Google Has Open Sourced LevelDB, A Key-Value Datastore
Google has open sourced LevelDB under the New BSD license. LevelDB is an embedded key-value datastore whose keys and associated values are arbitrary byte arrays sorted by key, a sorting mechanism that can be overridden. The datastore is pretty simple, accepting
Delete commands along with forward and backward iterations.
Data is automatically compressed using Snappy, a compression library used by Google for BigTable, MapReduce, and RPC and open sourced in April. LevelDB has some limitations: no support for SQL queries or indexes, supports multi-threaded single process access and is embedded, which is an advantage for some projects and a problem for others.

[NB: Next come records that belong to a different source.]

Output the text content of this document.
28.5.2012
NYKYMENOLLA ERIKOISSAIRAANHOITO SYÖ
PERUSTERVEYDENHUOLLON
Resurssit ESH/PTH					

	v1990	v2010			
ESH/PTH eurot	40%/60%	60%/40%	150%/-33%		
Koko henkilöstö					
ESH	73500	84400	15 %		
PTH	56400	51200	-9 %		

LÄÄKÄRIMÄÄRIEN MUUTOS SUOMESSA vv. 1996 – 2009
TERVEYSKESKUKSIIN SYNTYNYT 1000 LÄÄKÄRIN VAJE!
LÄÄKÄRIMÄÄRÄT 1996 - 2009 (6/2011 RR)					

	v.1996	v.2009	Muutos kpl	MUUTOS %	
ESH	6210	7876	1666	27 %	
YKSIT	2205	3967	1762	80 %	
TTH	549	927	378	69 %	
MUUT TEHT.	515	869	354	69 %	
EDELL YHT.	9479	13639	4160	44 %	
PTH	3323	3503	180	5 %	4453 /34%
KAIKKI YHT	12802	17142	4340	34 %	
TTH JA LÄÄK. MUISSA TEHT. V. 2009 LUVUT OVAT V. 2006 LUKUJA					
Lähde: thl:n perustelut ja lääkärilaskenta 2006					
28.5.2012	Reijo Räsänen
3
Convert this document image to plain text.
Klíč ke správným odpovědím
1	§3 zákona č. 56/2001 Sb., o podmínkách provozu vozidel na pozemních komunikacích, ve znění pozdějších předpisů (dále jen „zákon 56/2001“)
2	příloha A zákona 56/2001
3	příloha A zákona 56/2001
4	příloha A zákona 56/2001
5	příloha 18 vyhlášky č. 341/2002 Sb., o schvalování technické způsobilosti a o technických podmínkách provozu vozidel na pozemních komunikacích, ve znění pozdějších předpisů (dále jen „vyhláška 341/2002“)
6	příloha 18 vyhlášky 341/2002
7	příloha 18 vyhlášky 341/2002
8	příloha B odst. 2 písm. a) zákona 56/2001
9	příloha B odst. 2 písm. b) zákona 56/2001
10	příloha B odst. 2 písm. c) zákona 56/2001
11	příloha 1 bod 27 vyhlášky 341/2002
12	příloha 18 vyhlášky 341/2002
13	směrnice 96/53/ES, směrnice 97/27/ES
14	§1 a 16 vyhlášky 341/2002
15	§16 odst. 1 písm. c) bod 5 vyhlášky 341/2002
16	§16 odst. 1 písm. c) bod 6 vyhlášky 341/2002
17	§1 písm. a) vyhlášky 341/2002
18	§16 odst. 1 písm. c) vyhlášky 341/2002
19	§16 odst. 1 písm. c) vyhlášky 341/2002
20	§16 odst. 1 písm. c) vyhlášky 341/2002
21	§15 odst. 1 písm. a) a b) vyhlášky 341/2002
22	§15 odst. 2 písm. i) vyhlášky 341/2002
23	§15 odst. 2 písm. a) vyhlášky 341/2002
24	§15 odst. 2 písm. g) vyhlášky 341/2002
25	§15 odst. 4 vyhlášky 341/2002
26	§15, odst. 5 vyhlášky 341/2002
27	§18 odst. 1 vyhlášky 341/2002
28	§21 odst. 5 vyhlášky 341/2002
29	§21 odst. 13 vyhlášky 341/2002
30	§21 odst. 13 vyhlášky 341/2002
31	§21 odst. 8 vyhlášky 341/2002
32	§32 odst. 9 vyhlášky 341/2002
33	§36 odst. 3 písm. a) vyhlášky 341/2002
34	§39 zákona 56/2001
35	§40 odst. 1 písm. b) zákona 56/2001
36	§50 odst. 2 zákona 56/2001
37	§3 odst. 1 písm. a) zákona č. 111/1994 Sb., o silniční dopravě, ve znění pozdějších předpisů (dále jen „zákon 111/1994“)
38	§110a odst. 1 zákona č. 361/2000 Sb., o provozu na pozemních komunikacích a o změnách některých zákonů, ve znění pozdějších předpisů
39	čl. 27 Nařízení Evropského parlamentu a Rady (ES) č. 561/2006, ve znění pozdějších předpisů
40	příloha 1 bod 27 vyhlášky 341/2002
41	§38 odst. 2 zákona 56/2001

LevelDB is optimized for batch write operations. Multiple changes are accumulated and sorted in memory then written to disk when a certain configurable file size threshold is reached. The result is good performance for sequential and random writes, and sequential reads, beating SQLite by two orders of magnitude in some tests, according to a Google performance benchmark. SQLite remains a bit faster than LevelDB for random reads and at least twice as fast in writing large values. LevelDB also performed better than Kyoto Cabinet, a similar key-value store, but not as well as compared to SQLite. Also, some tests were performed by Riak comparing LevelDB with InnoDB, Google’s DB outperforming InnoDB in some tests or had similar performance.
LevelDB has been written in C++, and has few external dependencies being ported successfully to Windows, Mac OS X, Android, and various UNIXs. LevelDB is used by experimental versions of Chrome as the implementation for IndexDB API, by Riak for storage at node level, and by UpNext, a company doing 3D mapping software.